Thank you for taking the time to share your thoughts and findings with us. I found it very interesting reading.
I am a tube "guy" wanting to find a solid state product I can live with. I have yet to find that product. I have tried, and like an infant, always come back to the bottle. I find, as did you, that every possible detail tends to be reproduced with solid state but there is something missing... harmonic texture. I find that for me, harmonic texture translates into emotion.
a very insightful post redkiwi, I understand and could not agree with you more.
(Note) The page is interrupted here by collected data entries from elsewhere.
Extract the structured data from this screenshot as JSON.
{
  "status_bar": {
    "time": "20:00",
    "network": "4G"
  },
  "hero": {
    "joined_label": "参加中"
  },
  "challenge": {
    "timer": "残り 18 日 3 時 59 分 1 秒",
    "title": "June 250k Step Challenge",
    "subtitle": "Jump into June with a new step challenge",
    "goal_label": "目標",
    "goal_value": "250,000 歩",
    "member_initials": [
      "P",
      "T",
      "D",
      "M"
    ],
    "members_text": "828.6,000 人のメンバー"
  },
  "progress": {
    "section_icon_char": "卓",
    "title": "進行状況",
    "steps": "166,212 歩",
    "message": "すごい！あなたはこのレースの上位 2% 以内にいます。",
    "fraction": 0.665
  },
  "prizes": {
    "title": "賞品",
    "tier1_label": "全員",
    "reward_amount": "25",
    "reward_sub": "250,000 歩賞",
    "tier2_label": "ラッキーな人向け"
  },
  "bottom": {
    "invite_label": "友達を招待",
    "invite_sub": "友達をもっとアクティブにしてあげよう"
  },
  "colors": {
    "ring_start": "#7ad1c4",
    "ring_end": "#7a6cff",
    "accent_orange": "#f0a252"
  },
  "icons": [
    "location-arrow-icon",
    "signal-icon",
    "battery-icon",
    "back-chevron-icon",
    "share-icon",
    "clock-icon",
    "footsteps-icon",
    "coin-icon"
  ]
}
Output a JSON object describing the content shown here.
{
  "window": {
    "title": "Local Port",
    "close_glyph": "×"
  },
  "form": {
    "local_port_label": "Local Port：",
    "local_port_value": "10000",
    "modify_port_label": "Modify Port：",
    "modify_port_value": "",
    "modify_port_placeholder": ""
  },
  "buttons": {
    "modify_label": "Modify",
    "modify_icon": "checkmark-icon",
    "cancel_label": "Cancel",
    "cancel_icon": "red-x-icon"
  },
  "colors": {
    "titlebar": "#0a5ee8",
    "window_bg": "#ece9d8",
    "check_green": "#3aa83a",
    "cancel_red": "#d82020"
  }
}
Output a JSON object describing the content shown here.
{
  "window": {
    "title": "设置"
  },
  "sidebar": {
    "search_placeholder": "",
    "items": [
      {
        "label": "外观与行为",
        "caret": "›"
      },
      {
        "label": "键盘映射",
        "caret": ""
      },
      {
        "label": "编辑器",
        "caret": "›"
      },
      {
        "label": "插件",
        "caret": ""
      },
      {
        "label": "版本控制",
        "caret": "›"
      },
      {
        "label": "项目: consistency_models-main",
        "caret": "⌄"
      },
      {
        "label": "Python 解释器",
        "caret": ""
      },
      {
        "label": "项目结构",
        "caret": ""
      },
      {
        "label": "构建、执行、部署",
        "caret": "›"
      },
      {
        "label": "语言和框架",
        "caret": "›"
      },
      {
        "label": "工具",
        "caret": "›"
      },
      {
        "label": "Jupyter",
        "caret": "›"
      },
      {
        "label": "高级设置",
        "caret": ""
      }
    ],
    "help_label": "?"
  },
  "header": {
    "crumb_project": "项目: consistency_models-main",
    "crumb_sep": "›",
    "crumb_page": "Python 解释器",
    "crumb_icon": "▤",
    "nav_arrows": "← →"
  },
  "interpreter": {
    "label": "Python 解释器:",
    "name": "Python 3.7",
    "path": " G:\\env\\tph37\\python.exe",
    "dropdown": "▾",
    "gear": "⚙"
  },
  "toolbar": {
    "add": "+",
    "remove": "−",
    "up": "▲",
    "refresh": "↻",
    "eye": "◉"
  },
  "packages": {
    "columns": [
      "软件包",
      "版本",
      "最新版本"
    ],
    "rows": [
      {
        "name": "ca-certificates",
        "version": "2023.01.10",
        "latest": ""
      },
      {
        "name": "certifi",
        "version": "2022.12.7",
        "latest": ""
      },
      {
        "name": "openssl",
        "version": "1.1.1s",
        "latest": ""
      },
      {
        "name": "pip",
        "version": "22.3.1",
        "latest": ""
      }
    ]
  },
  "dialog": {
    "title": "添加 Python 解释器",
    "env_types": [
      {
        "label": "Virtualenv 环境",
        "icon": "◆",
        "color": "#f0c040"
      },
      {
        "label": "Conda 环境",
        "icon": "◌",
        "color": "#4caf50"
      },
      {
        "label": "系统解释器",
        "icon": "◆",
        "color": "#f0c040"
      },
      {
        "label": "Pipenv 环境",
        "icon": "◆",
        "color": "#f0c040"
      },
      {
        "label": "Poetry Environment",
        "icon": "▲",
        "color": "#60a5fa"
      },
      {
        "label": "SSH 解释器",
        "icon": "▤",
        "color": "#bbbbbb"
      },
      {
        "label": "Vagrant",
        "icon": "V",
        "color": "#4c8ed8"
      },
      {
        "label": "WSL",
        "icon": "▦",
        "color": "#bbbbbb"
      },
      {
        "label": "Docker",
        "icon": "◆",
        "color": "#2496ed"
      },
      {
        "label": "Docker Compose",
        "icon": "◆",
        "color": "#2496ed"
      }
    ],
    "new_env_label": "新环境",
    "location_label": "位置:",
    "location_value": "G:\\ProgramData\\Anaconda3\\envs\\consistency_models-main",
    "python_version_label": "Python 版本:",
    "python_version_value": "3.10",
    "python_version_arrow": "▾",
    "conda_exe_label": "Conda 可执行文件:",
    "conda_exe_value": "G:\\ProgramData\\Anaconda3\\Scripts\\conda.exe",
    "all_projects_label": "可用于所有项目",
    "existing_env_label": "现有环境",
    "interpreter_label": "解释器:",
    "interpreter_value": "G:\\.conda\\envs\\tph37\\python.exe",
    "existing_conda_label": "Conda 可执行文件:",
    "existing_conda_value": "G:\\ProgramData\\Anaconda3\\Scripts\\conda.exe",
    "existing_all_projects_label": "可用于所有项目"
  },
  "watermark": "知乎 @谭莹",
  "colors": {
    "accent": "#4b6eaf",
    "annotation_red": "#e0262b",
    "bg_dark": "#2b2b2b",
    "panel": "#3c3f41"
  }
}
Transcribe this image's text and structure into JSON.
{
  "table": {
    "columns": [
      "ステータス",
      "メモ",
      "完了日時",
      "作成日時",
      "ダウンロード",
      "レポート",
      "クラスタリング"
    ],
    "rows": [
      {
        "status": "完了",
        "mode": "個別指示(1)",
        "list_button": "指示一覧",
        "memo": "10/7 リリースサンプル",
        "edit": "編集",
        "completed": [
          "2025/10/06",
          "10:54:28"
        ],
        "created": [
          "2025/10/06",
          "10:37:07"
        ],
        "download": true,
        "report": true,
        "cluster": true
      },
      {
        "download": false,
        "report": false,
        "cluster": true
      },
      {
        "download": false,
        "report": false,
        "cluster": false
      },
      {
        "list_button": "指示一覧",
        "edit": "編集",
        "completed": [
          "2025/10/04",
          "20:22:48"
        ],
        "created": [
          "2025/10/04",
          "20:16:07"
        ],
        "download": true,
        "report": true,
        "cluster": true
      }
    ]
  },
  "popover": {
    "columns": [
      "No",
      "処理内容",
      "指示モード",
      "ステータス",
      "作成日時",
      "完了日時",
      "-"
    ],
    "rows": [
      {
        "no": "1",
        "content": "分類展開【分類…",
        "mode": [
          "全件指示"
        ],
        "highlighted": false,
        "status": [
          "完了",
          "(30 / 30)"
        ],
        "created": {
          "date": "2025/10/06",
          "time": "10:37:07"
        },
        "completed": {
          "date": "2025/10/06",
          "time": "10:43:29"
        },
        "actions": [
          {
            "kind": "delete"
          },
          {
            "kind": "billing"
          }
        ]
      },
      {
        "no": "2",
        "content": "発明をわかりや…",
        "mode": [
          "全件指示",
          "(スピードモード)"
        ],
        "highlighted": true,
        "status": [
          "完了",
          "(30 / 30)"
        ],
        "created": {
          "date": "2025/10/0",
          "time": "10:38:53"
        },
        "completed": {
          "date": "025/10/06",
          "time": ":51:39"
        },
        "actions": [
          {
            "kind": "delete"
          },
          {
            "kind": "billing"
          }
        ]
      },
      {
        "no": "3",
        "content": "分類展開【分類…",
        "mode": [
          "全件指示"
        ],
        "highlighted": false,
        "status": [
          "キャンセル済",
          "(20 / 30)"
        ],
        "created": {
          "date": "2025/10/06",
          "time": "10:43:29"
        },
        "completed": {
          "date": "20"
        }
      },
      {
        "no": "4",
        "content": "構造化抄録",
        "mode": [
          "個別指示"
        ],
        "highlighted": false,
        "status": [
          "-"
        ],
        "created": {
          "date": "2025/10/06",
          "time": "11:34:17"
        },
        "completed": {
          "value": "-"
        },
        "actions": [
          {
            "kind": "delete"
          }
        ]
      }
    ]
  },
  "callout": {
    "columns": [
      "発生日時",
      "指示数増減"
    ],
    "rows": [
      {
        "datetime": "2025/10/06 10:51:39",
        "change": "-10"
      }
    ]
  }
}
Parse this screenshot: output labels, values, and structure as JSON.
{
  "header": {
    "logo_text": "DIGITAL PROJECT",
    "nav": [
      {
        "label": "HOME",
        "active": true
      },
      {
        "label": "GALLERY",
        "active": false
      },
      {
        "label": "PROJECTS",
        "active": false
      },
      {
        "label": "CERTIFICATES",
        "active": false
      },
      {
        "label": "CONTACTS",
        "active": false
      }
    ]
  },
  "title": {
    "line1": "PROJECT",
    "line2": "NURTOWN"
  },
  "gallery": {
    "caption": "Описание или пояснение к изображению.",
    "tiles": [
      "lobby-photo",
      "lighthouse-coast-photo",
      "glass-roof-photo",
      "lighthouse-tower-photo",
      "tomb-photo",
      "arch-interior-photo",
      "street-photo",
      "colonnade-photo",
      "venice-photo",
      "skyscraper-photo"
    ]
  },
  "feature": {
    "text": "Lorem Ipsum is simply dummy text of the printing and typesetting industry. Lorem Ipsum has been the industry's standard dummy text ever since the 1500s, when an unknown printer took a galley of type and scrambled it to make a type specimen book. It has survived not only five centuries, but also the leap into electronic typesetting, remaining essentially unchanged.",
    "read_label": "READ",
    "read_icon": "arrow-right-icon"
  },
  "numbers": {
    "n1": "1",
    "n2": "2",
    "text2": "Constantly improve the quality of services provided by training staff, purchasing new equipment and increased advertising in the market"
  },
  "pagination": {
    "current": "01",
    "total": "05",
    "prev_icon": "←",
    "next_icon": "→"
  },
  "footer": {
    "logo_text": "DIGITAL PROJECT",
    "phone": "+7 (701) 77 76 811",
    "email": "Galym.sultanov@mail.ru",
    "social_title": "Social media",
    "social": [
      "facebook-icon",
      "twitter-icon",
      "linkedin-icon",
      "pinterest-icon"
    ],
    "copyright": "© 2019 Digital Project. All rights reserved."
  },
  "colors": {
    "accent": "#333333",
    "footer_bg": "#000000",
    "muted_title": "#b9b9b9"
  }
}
I too have a pair of SS monos and tube monos, and I do like what the SS amps do. to me, its like girls you dated in high school, SS amps are like that perfect girl, well mannered, the one your parents loved. tube amps are like that rough around the edges girl who while not perfect in any sense of the word, was simply more fun to be with tham that perfect girl.
Jtinn, if you are seeking a SS amp you can live with, ive tried a lot, Levinson, Rowland, Muse, Mccormack, etc...the ones that ive held onto are Krell KMA100's. A close second, would be a Symphonic Line rg1.
Thanks guys - I hope we hear the ss side too and this post not just be seen as a arguing tubes are better. And Justlisten, I am very pleased to say I married the rough around the edges girl, a nice analogy. Jtinn - I don't think a tube guy can be satisfied with ss, so even if you do buy one, my advice is keep your tube amp - you'll be back!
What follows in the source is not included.